Page asks for more money; council holds for months


Sam Page is pictured above at a council meeting last summer before he became St. Louis County Executive. Photo by Jessica Belle Kramer.

By Gloria Lloyd
News Editor 

Web Exclusive Update: The County Council voted to approve the supplemental appropriation Tuesday 5-0. Look for the expanded story in a future print edition of The Call and on our website.

At the same time the St. Louis County Council is debating how much County Executive Steve Stenger cost the county, new County Executive Sam Page is asking for more money for salaries for his employees than Stenger used.

One government watchdog, Tom Sullivan of University City, calls the request for a $607,091 supplemental appropriation “Sam Page’s pork proposal.” He said many of the jobs in Page’s office were unnecessary under Stenger and are unnecessary now.

Even after Page cut his request to $539,277, his request has been hanging at the council for months because two council members are hesitant to give him more money, said council Presiding Officer Ernie Trakas, R-Oakville. With five members, the council needs four votes to pass any legislation.

Trakas believed the plan would come to a final up-or-down vote Tuesday — after The Call went to press.

Page first asked for the money in a May 10 letter to the council. He wrote he was “learning the extent of my predecessor’s mismanagement” and the office “is a mess.”

He went on to ask for more money. First, he said some salaries didn’t match with what they’re supposed to be paid. Second, he pointed to a $163,218 budget cut the council imposed in the 2019 budget for the county executive’s office. Although Page spearheaded those budget cuts when he served as council chairman before taking over after Stenger resigned and pleaded guilty to federal corruption charges, he said they’re hindering his ability to hire.

Third, he said that longtime county employees he had forced out along with Stenger had to be paid large amounts for accumulated paid time off and sick leave.

The recipient of most of that money is Stenger’s Chief of Operations Glenn Powers, who had worked for the county for decades as the director of the Department of Planning before moving to the county executive’s office. Powers got most of the $154,867 in payoffs for sick leave, plus $43,621 to the retirement plan and $16,654 to Social Security, for a total of $211,828 that had to be handed over for those employees’ retirements.

Page also said that the chief of staff position was funded through the Department of Revenue rather than the proper office, which merits part of the increase.

“I have made several key appointments to my senior staff who will allow us to move forward as we work to restore this government into the high-performing organization it once was,” Page said.

But while some council members don’t want to hand over money to him just yet, Trakas said he thinks the need is genuine and will vote “yes” for more money for the office, “particularly given the catastrophe that he walked into.”

The bigger discussion around money should take place during 2020 budget talks, which will start in October.

“This is not the place to fight a battle of fiscal responsibility, that is in the budget that is coming in the fall,” Trakas said. “The council will delve into that deeply, as it’s done for the last two years. The idea that somehow we’re going to hold this up to me is just politics.”

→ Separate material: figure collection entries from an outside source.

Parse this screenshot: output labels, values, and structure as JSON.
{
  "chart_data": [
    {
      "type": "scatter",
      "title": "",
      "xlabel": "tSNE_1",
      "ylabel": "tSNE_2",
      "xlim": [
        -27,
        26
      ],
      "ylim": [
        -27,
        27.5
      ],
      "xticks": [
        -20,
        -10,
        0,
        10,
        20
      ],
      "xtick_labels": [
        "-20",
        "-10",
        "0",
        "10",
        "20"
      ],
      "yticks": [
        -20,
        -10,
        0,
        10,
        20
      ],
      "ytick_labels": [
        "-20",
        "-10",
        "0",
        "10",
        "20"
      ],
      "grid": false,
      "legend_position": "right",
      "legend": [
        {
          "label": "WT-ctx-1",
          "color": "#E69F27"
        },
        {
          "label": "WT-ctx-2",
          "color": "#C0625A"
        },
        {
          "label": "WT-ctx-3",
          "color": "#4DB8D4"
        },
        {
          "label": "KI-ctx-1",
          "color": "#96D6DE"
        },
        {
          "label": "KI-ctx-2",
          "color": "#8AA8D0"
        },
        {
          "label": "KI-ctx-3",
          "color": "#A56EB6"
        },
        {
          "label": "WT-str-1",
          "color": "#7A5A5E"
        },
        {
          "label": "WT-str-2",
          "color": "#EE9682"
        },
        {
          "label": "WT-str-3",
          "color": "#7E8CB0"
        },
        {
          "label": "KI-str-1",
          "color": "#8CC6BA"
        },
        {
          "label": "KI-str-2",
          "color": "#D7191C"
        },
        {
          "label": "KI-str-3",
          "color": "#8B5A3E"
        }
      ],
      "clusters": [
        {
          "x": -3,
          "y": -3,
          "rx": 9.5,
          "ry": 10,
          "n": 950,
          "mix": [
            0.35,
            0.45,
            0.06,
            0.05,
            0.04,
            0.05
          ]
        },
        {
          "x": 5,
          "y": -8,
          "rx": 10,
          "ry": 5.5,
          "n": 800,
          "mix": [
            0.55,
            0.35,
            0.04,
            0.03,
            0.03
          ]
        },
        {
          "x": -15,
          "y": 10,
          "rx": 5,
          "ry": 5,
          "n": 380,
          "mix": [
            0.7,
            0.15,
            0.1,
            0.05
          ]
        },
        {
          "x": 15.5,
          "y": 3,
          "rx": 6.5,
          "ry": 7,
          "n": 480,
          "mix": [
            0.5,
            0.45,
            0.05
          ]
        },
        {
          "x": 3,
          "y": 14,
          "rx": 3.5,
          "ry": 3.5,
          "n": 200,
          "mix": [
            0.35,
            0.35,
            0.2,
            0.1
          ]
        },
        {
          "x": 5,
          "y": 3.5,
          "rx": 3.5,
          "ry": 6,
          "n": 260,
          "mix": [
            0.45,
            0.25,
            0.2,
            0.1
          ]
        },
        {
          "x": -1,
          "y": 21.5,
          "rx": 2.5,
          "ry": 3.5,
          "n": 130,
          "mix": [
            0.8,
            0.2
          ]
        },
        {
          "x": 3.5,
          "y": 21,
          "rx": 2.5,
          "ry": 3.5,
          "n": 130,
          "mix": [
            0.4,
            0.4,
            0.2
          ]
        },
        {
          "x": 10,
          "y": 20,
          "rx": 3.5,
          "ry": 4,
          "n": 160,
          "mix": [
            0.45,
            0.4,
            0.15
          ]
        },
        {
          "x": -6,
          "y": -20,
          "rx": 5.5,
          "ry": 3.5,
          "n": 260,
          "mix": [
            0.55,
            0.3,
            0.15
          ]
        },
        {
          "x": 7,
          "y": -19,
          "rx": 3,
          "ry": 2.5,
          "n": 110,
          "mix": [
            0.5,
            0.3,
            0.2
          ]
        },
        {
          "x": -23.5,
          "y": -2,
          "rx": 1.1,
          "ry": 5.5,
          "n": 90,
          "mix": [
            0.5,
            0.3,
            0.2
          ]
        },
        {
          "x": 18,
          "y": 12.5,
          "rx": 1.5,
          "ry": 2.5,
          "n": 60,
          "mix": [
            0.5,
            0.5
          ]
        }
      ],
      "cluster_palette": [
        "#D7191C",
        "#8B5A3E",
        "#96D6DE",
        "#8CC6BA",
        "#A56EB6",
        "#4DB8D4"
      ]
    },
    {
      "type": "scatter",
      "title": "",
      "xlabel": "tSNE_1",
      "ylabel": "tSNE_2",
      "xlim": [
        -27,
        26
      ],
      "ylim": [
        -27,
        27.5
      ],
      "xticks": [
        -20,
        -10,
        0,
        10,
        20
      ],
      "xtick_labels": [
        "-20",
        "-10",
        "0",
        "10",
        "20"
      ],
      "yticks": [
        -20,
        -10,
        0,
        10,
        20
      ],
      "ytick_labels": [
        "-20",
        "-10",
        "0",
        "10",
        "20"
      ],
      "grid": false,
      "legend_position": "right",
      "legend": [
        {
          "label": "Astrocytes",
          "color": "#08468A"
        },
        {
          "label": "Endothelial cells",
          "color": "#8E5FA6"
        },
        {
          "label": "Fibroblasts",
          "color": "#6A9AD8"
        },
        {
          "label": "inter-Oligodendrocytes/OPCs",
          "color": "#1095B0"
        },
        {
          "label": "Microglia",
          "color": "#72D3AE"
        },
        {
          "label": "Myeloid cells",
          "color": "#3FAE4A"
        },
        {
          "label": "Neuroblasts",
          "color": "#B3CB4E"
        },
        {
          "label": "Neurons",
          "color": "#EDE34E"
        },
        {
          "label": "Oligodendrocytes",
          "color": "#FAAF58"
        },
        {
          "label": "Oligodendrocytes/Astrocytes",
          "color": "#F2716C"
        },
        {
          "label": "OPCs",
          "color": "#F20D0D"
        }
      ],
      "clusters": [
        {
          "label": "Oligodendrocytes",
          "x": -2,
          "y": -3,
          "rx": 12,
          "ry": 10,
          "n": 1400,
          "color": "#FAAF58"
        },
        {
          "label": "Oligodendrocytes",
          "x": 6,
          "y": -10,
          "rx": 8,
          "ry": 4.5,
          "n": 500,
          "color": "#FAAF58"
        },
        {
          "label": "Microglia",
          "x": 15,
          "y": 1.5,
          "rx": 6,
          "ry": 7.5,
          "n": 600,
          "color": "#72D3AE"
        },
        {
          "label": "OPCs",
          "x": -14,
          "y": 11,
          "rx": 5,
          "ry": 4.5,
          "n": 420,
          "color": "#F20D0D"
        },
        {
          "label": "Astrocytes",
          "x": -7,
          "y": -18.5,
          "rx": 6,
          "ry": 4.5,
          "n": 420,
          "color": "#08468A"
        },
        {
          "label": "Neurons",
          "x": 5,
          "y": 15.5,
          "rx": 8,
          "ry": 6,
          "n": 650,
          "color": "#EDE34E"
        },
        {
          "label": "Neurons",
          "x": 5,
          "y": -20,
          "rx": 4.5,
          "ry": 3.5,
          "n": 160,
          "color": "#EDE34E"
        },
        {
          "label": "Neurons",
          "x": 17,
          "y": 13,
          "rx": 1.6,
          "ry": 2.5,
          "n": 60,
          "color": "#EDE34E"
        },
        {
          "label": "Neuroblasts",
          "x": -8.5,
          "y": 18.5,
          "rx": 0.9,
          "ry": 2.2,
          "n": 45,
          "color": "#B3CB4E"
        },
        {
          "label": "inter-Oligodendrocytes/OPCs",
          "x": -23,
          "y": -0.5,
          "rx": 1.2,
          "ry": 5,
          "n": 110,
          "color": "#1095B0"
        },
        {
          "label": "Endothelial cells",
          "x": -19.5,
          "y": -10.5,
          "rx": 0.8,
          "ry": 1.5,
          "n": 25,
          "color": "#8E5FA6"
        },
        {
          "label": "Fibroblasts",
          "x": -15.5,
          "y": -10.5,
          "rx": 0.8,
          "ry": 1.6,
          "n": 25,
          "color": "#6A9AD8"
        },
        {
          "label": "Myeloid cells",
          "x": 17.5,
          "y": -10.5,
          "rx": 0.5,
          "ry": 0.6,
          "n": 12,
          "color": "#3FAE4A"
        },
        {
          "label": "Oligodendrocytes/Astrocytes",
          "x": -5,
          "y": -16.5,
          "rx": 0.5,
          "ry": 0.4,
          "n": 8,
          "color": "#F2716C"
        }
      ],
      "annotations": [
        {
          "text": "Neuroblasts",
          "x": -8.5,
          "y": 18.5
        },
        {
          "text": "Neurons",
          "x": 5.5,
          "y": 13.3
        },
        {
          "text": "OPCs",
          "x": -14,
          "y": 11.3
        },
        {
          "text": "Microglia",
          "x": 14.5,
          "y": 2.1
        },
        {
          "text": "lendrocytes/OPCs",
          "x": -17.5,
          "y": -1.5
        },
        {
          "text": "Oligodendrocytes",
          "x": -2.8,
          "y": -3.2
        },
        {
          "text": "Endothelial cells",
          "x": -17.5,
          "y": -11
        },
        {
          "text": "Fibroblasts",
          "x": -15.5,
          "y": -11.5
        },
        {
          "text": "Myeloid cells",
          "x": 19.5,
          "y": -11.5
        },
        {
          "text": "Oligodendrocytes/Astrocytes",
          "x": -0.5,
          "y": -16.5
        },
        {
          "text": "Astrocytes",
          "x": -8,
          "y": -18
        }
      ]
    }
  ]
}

But Sullivan said the jobs Page has hired people to fill are nebulous, and past county executives made do with less. As one example, former County Executive Charlie Dooley had fewer communications people.

“It isn’t known how many people are working in the county executive’s office. It isn’t known what all of them do. It isn’t known from what departments they are even being paid,” he told the council June 25. “… It is known that Steve Stenger had too many people on the county payroll, including his own office. It is known that hiring Hazel Erby for a job in a county executive’s office that previously didn’t exist will add $121,000 a year. The council has gotten into trouble in the past for approving matters when it doesn’t know all that is involved. This could be another instance.”